May’s reassurances will always be vulnerable to repeal by a hardline successorby Raphael Hogarth / April 9, 2019 / Leave a comment
Politicians do not always keep their promises, and no one knows that better than a politician. It is little surprise, therefore, that Jeremy Corbyn’s Brexit team is trying to lock the government into whatever pledges No 10 makes on the Brexit deal. Corbyn is said to want to “Boris-proof” any cross-party agreement: if he cajoles May into commitments to a softer Brexit, including a customs union, then he does not want a harder Brexiteer unseating her and ripping it all up. Keir Starmer, Shadow Brexit Secretary, is reported to have told Labour MPs that any compromise agreement must be subject to a “Boris lock.”
Designing a Boris-proof Brexit will be a testing constitutional challenge. Merely shifting government policy would, of course, be nothing like enough. A new leader could simply shift it back.
Labour might, instead, demand that commitments to a customs union get written into the “political declaration,” the part of the Brexit deal that signals the direction of travel for the future relationship. This would be a moment of significant political theatre. The political declaration is, however, not binding or enforceable, so the practical impact of this step would be small. The withdrawal agreement itself is binding, but there is unlikely to be much mileage in trying to insert a permanent customs union there.
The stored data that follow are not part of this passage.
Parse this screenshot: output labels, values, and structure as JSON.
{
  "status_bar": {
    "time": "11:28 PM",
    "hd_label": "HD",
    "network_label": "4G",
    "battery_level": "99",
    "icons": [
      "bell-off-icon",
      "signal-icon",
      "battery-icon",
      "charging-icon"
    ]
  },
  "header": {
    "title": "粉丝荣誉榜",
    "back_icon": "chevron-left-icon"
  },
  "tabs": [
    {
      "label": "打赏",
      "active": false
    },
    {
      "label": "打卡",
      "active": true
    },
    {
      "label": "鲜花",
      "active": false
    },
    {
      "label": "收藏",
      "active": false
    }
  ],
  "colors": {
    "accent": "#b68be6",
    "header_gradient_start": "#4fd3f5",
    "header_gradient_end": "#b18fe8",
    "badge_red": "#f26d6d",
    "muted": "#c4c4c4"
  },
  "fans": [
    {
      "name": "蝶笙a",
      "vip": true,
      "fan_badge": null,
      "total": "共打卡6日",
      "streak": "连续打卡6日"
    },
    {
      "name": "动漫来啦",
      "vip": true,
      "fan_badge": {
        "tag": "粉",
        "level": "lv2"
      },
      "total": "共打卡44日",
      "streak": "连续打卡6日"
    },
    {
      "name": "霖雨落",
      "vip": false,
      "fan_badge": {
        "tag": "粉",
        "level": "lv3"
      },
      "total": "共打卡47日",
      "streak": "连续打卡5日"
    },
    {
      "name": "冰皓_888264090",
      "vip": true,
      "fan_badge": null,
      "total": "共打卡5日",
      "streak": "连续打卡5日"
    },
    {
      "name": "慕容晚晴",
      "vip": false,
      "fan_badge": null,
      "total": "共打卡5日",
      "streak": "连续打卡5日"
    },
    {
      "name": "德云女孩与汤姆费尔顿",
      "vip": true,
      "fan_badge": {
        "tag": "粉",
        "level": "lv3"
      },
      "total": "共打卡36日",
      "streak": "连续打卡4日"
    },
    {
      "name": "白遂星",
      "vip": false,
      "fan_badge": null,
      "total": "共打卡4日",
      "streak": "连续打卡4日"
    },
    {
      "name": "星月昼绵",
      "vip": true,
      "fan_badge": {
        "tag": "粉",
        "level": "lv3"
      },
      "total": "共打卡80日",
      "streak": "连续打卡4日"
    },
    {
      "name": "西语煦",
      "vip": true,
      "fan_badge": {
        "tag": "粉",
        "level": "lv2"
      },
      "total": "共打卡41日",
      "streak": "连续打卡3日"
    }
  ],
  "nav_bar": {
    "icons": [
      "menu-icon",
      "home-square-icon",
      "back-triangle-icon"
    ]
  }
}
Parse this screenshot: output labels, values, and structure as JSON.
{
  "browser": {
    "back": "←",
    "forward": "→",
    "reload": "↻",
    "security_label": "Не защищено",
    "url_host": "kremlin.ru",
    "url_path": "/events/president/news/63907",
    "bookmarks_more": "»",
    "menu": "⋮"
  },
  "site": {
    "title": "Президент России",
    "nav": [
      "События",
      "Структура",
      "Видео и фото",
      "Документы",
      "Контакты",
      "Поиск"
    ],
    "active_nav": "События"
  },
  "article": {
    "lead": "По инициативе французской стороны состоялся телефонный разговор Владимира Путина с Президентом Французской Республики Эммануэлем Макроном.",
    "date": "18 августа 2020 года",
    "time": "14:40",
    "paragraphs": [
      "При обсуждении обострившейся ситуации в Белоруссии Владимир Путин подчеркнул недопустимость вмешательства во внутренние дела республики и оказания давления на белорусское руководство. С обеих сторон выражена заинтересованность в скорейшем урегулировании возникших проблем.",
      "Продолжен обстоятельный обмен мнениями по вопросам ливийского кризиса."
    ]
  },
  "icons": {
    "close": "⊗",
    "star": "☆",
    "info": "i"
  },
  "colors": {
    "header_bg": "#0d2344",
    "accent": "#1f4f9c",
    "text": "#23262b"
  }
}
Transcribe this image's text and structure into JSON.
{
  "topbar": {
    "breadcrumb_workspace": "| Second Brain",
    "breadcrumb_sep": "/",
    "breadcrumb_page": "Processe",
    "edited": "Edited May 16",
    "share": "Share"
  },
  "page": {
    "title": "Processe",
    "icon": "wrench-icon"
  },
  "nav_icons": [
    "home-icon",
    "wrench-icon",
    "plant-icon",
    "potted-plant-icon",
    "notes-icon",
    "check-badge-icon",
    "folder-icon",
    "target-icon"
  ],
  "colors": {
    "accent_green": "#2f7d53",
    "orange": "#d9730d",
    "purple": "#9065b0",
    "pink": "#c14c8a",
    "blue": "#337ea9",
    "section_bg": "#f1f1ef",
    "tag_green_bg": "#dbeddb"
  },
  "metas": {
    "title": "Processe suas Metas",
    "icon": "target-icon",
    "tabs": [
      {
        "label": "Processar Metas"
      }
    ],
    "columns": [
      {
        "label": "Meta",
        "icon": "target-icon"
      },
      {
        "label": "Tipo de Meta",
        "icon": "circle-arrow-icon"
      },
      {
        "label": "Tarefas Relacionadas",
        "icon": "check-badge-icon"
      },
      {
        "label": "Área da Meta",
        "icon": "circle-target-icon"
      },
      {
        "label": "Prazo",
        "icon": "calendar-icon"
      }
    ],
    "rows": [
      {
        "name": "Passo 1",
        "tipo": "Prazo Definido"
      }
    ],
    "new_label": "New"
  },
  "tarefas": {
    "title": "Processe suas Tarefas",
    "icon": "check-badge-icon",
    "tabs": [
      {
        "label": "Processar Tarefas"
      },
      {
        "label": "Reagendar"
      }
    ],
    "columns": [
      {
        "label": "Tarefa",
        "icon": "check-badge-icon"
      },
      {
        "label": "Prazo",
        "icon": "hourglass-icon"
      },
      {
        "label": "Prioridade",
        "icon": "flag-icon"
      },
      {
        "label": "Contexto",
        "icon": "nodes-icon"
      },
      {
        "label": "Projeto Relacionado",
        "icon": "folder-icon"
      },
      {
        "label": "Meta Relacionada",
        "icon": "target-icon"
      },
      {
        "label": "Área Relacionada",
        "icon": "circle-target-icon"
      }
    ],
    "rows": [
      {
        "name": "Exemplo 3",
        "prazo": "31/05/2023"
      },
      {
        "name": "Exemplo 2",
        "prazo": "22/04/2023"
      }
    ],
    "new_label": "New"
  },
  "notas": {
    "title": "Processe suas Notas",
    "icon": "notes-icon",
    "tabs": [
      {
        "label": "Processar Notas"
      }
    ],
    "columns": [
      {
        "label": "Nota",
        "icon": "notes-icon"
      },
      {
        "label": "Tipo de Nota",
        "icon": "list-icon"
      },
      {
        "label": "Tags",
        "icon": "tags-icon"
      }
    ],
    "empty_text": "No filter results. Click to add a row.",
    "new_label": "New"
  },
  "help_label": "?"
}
The EU has said, again and again, that the withdrawal agreement is closed and cannot be reopened.
The vehicle for Boris-proofing any Brexit policy would probably, therefore, be legislation. If ever the government can secure a majority for a deal, it will bring forward a new “Withdrawal Agreement Bill” to implement the agreement in UK law. Labour could demand a clause in that bill which says that “it shall be a negotiating objective of the government to seek a customs union with the EU,” or similar.
That would be nothing like bulletproof. Though Labour may want the politics to follow the law, under the British constitution the law follows the politics. No Parliament can bind its successors. If Prime Minister Boris Johnson could rally a majority in the House of Commons to rip up the primary legislation directing his government to seek a customs union, then that would be the end of the matter. Even if today’s parliament tried some constitutional wizardry to make that harder—for instance,…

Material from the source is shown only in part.